1. Should I buy a life insurance policy for my child, so that my child can enjoy a lower premium rate by starting at a young age?
It is better for your child to take the life insurance policy at a later date, when he or she starts to work. Although the premium is higher at an older age, the increase in premium is less that the premiums that you had to pay during the earlier years (including the gain on investing the premiums).
The insurance agent is likely to sell you a high cost life insurance policy, such as an endowment or whole life policy, for your child. If your child buys a policy at a later date, he or she can buy a low cost term insurance and pay a premium that is much lower than the endowment or whole life policy. There is no need for you to buy life insurance for your child at an early age.

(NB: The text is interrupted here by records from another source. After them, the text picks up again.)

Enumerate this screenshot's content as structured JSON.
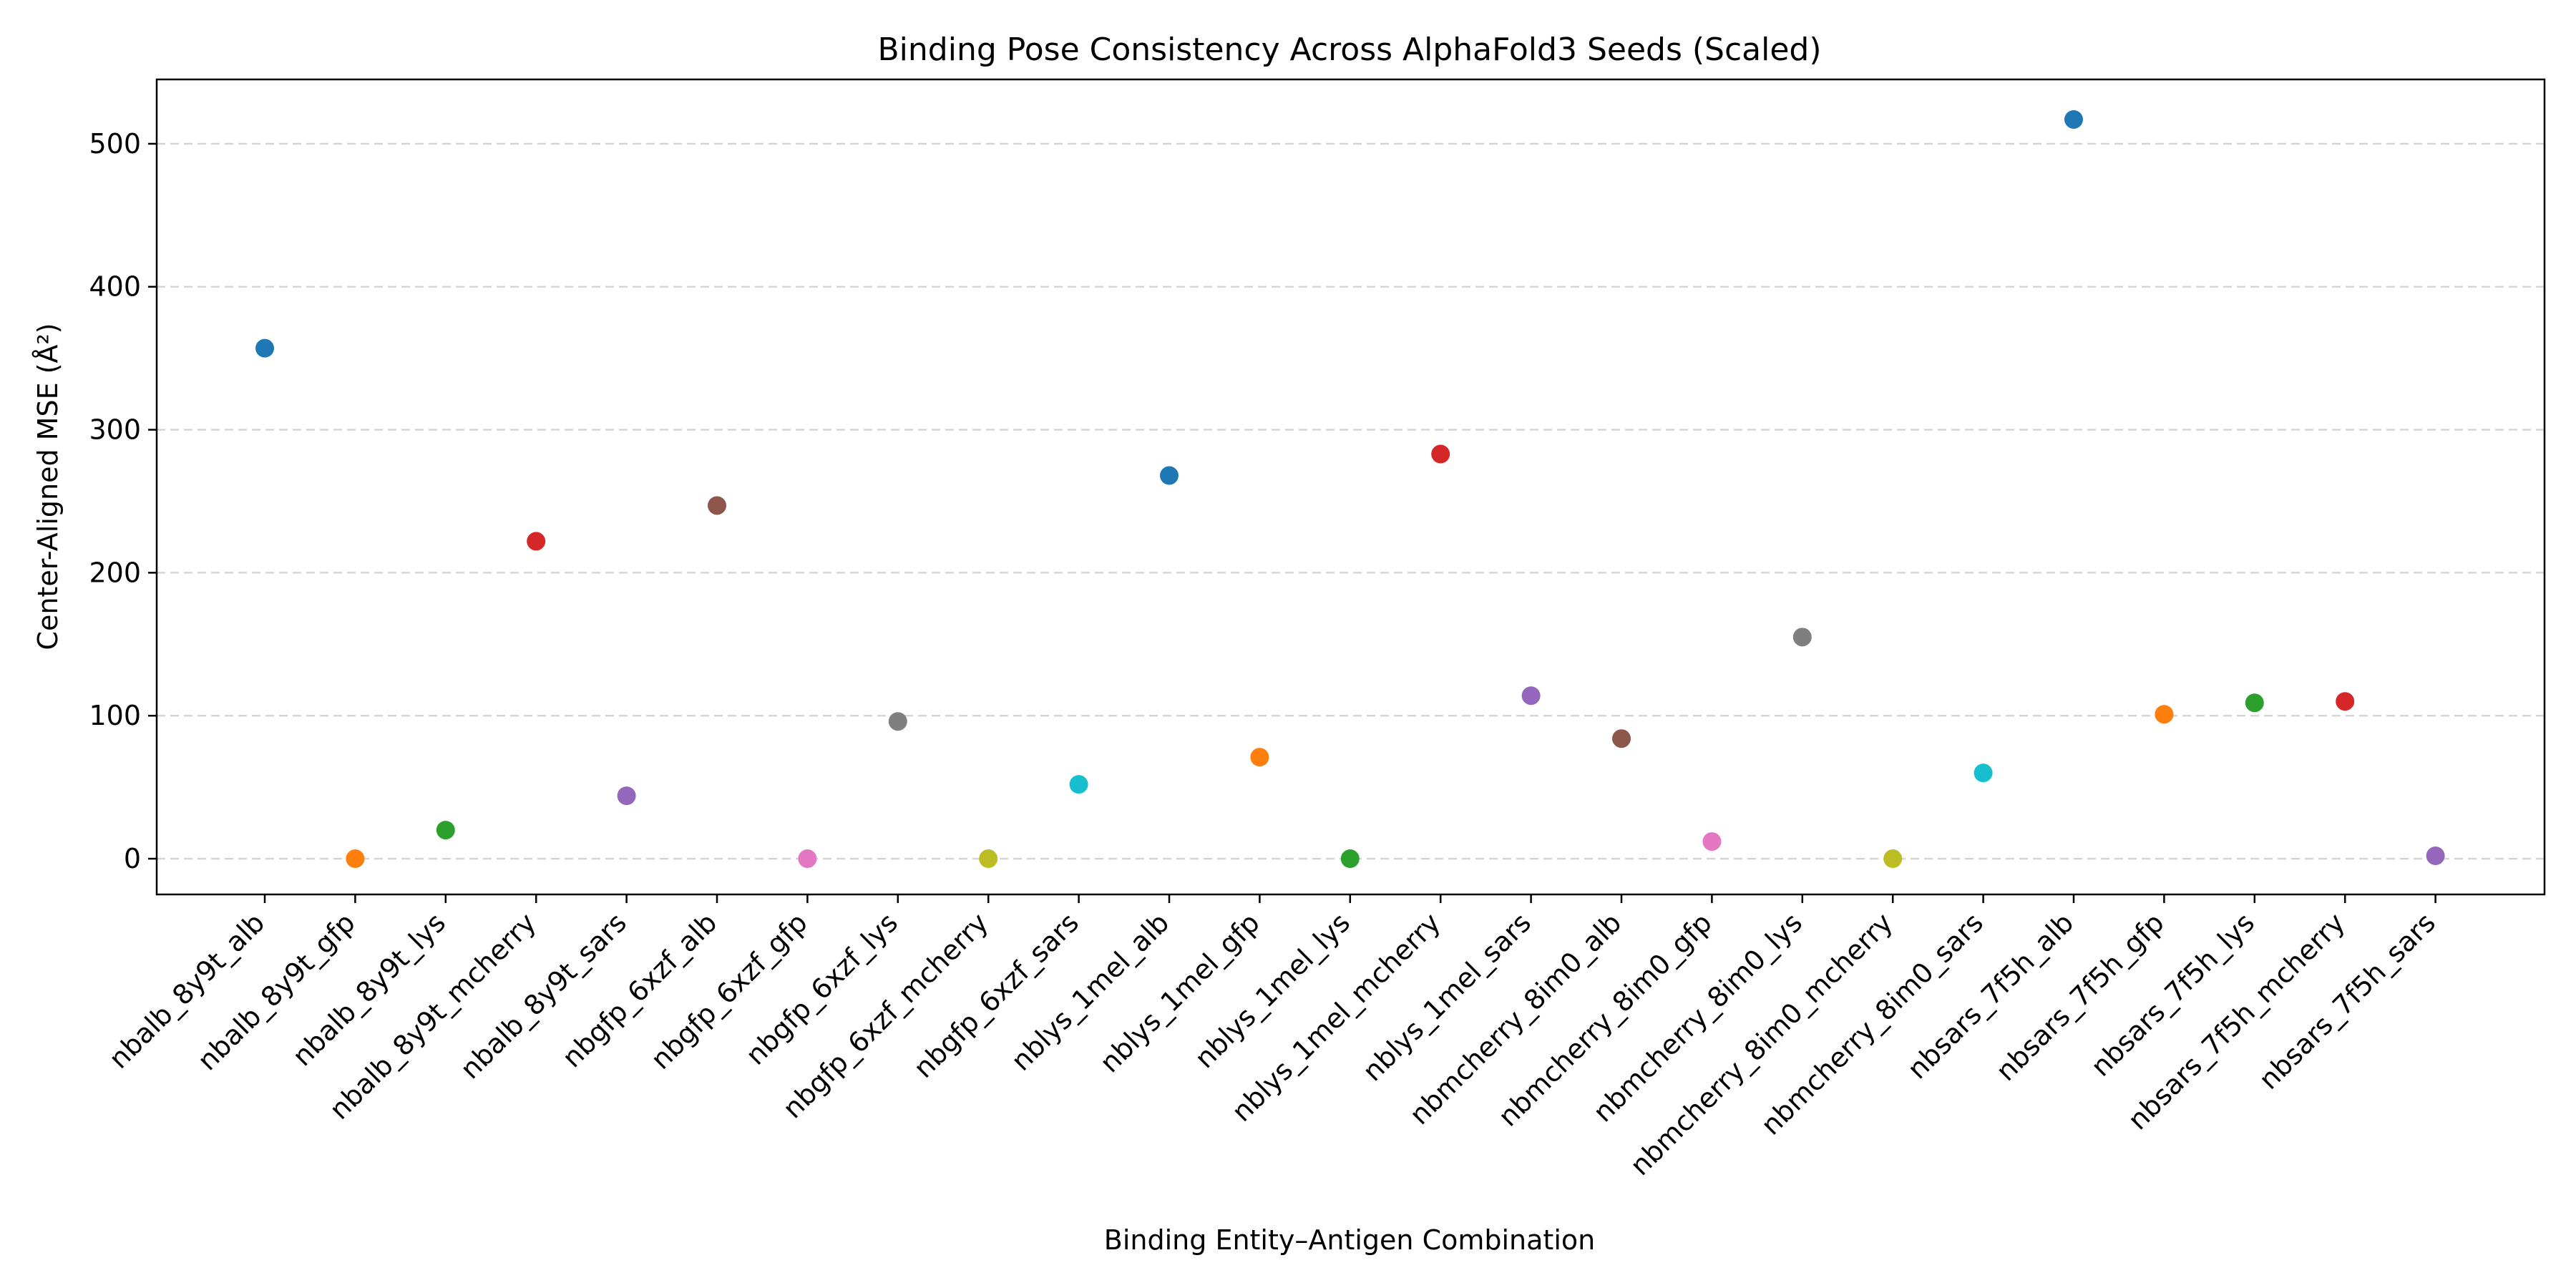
{
  "chart_data": {
    "type": "scatter",
    "title": "Binding Pose Consistency Across AlphaFold3 Seeds (Scaled)",
    "xlabel": "Binding Entity–Antigen Combination",
    "ylabel": "Center-Aligned MSE (Å²)",
    "ylim": [
      -25,
      545
    ],
    "yticks": [
      0,
      100,
      200,
      300,
      400,
      500
    ],
    "grid": "y-dashed",
    "categories": [
      "nbalb_8y9t_alb",
      "nbalb_8y9t_gfp",
      "nbalb_8y9t_lys",
      "nbalb_8y9t_mcherry",
      "nbalb_8y9t_sars",
      "nbgfp_6xzf_alb",
      "nbgfp_6xzf_gfp",
      "nbgfp_6xzf_lys",
      "nbgfp_6xzf_mcherry",
      "nbgfp_6xzf_sars",
      "nblys_1mel_alb",
      "nblys_1mel_gfp",
      "nblys_1mel_lys",
      "nblys_1mel_mcherry",
      "nblys_1mel_sars",
      "nbmcherry_8im0_alb",
      "nbmcherry_8im0_gfp",
      "nbmcherry_8im0_lys",
      "nbmcherry_8im0_mcherry",
      "nbmcherry_8im0_sars",
      "nbsars_7f5h_alb",
      "nbsars_7f5h_gfp",
      "nbsars_7f5h_lys",
      "nbsars_7f5h_mcherry",
      "nbsars_7f5h_sars"
    ],
    "values": [
      357,
      0,
      20,
      222,
      44,
      247,
      0,
      96,
      0,
      52,
      268,
      71,
      0,
      283,
      114,
      84,
      12,
      155,
      0,
      60,
      517,
      101,
      109,
      110,
      2
    ],
    "colors": [
      "#1f77b4",
      "#ff7f0e",
      "#2ca02c",
      "#d62728",
      "#9467bd",
      "#8c564b",
      "#e377c2",
      "#7f7f7f",
      "#bcbd22",
      "#17becf"
    ]
  }
}
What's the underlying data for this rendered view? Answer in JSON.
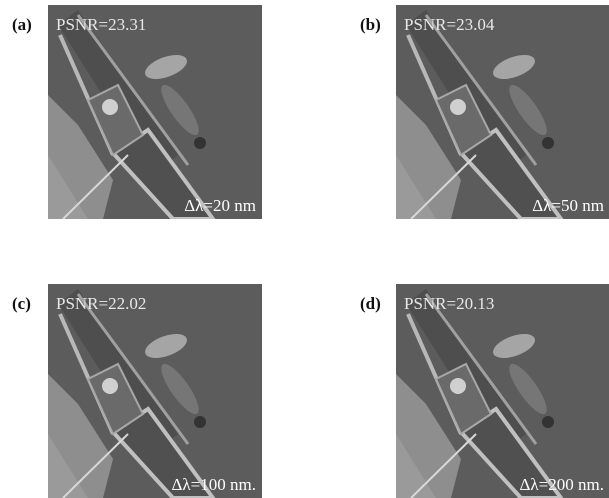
{
  "panels": [
    {
      "label": "(a)",
      "psnr": "PSNR=23.31",
      "bandwidth": "Δλ=20 nm"
    },
    {
      "label": "(b)",
      "psnr": "PSNR=23.04",
      "bandwidth": "Δλ=50 nm"
    },
    {
      "label": "(c)",
      "psnr": "PSNR=22.02",
      "bandwidth": "Δλ=100 nm."
    },
    {
      "label": "(d)",
      "psnr": "PSNR=20.13",
      "bandwidth": "Δλ=200 nm."
    }
  ]
}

2. Should I take a separate life insurance policy to save for the tertiary education of my child?
It is better for you to invest the savings in a low cost investment fund. You will be able to earn a much higher return, compared to an education policy.
There is no need to take a separate policy for each child. You can make the total savings in your own investment account to meet the future financial needs of your family, including education and retirement. You will retain the flexibility on the amount, timing and purpose of the withdrawals from the investment account.
To ensure that there is adequate savings for your family, you should have adequate life insurance on your life, e.g. a level or decreasing term insurance. It is low cost and provides a large coverage.
3. Do I need to buy any insurance for my child?
You only need to buy insurance to cover the medical expense of your child.The Medishield policy from CPF is most suitable. It will cover the large hospital bills. You can pay the deductible from your Medisave account or from your personal savings.
4. I have bought an education policy for my child already. Should I continue the policy or cancel it?
You can ask the insurance company to quote the following:
(a) Cash value of the policy at the present time
(b) Cash value (estimated) of the policy in 5 years time
(c) Premium payable for the next 5 years
If the yield for the next 5 years is more than 3% per annum, it is all right to continue the policy. If it is less, you can cancel the policy and invest the premium in a low cost investment fund.
5. Does the life insurance policy taken on my child provide a good yield?
The yield is usually quite low, due to the high charges taken to pay commission to the agent and profit for the insurance company. Many policies take 15 to 20 years to reach the break-even point (i.e the cash value is equal to the total premiums paid). If you have invested in a low cost investment fund, you are likely to see a gain of at least 50%.